Much of the recent work presented in the talk represents joint work with
Fritz Gesztesy, Marius Mitrea,
Roman Shterenberg, and/or Gerald Teschl.
October 22, 2009: Bounds
on the product of the first two non-trivial frequences of a free membrane.
Christian Enache, Ovidius University,
Constanta, Romania
Abstract: In this talk we
are interested in the eigenvalue problem of a free membrane represented as a
bounded simply-connected planar domain D with Lipschitz
boundary. The aim of this talk is twofold. First, we give a positive answer to
the following conjecture of Iosif Polterovich:
the product of the first two non-trivial Neumann eigenvalues of the laplacian on D (frequencies of the free membrane D) is upper bounded by the value of the same quantity for the disk
with same area as D. This estimate is sharp and the equality occurs if and only
if D is a disk. Secondly, we consider the class of n-sided convex polygons and
establish an isoperimetric inequality for the product of some moments of
inertia. As an application, we obtain an explicit nice upper bound for the
product of the first two non-trivial frequences of a
free membrane represented as a n-sided convex polygon.
October 15, 2009: Some
fully nonlinear elliptic boundary value problems with ellipsoidal free
boundaries
Christian Enache, Ovidius University, Constanta, Romania
Abstract: In this talk we will present some overdetermined boundary value problems for three classes of fully nonlinear elliptic
equations. In each case we prove that the solution exists if and only if the underlying domain is the interior of an ellipsoid
(or ellipse in two dimensions). The proofs make use of the uniqueness theorem, maximum principles or some geometric arguments
involving the curvatures of the free boundary.

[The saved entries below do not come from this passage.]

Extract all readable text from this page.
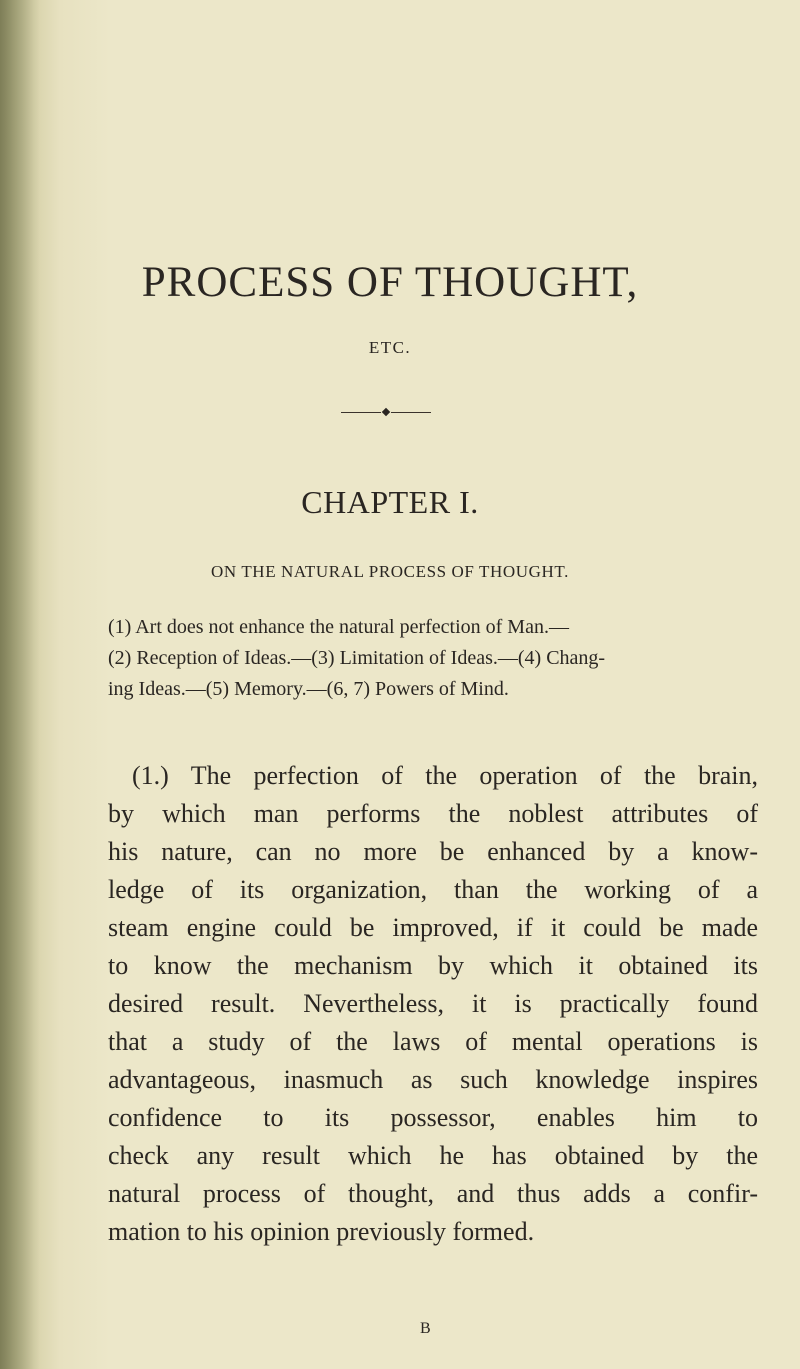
PROCESS OF THOUGHT,
ETC.
CHAPTER I.
ON THE NATURAL PROCESS OF THOUGHT.
(1) Art does not enhance the natural perfection of Man.—
(2) Reception of Ideas.—(3) Limitation of Ideas.—(4) Chang-
ing Ideas.—(5) Memory.—(6, 7) Powers of Mind.
(1.) The perfection of the operation of the brain,
by which man performs the noblest attributes of
his nature, can no more be enhanced by a know-
ledge of its organization, than the working of a
steam engine could be improved, if it could be made
to know the mechanism by which it obtained its
desired result. Nevertheless, it is practically found
that a study of the laws of mental operations is
advantageous, inasmuch as such knowledge inspires
confidence to its possessor, enables him to
check any result which he has obtained by the
natural process of thought, and thus adds a confir-
mation to his opinion previously formed.
B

September 24, 2009: A dynamical approach to the B --> 0 limit for Bloch electrons
Max Lein, Technical
University, Munich, Germany
(joint work
with G. De Nittis)
Abstract: Consider a particle
in a periodic potential subjected to an external electromagnetic field. If some
of the Bloch bands are separated from the others by a gap, transitions are
exponentially suppressed and we can write down effective dynamics for initial
states in this band. This problem naturally has a multiscale
formulation with three scales: microscopic vs. macroscopic spatial scale \varepsilon and ratio between electric and magnetic field
\lambda.
To leading order in
\varepsilon \ll 1, the
dynamics are still generated by the Bloch bands even if a constant magnetic
field is present. The first- order correction is essentially given by B \cdot \mathcal{M} where \mathcal{M} is an effective magnetization of the relevant
Bloch bands (the so called Rammal-Wilkinson term). Hence, in terms of dynamics,
we recover the Bloch band picture even if B = const. In particular, our
results show that the B --> 0 limit is well-behaved in the sense of dynamics. Our results
hold for magnetic fields whose components are bounded with bounded derivatives to any order.
In addition, we are
able to approximate the dynamics semiclassically in a
separate step via an Egorov-type theorem.
May 7, 2009: New
formulae for the wave operators for a rank one interaction
Rafael Tiedra
de Aldecoa, Pontificia Universidad Católica de Chile
Abstract: We prove new
formulae for the wave operators for a Friedrichs
scattering system with a rank one perturbation, and we derive atopological version
of Levinsons theorem for this model.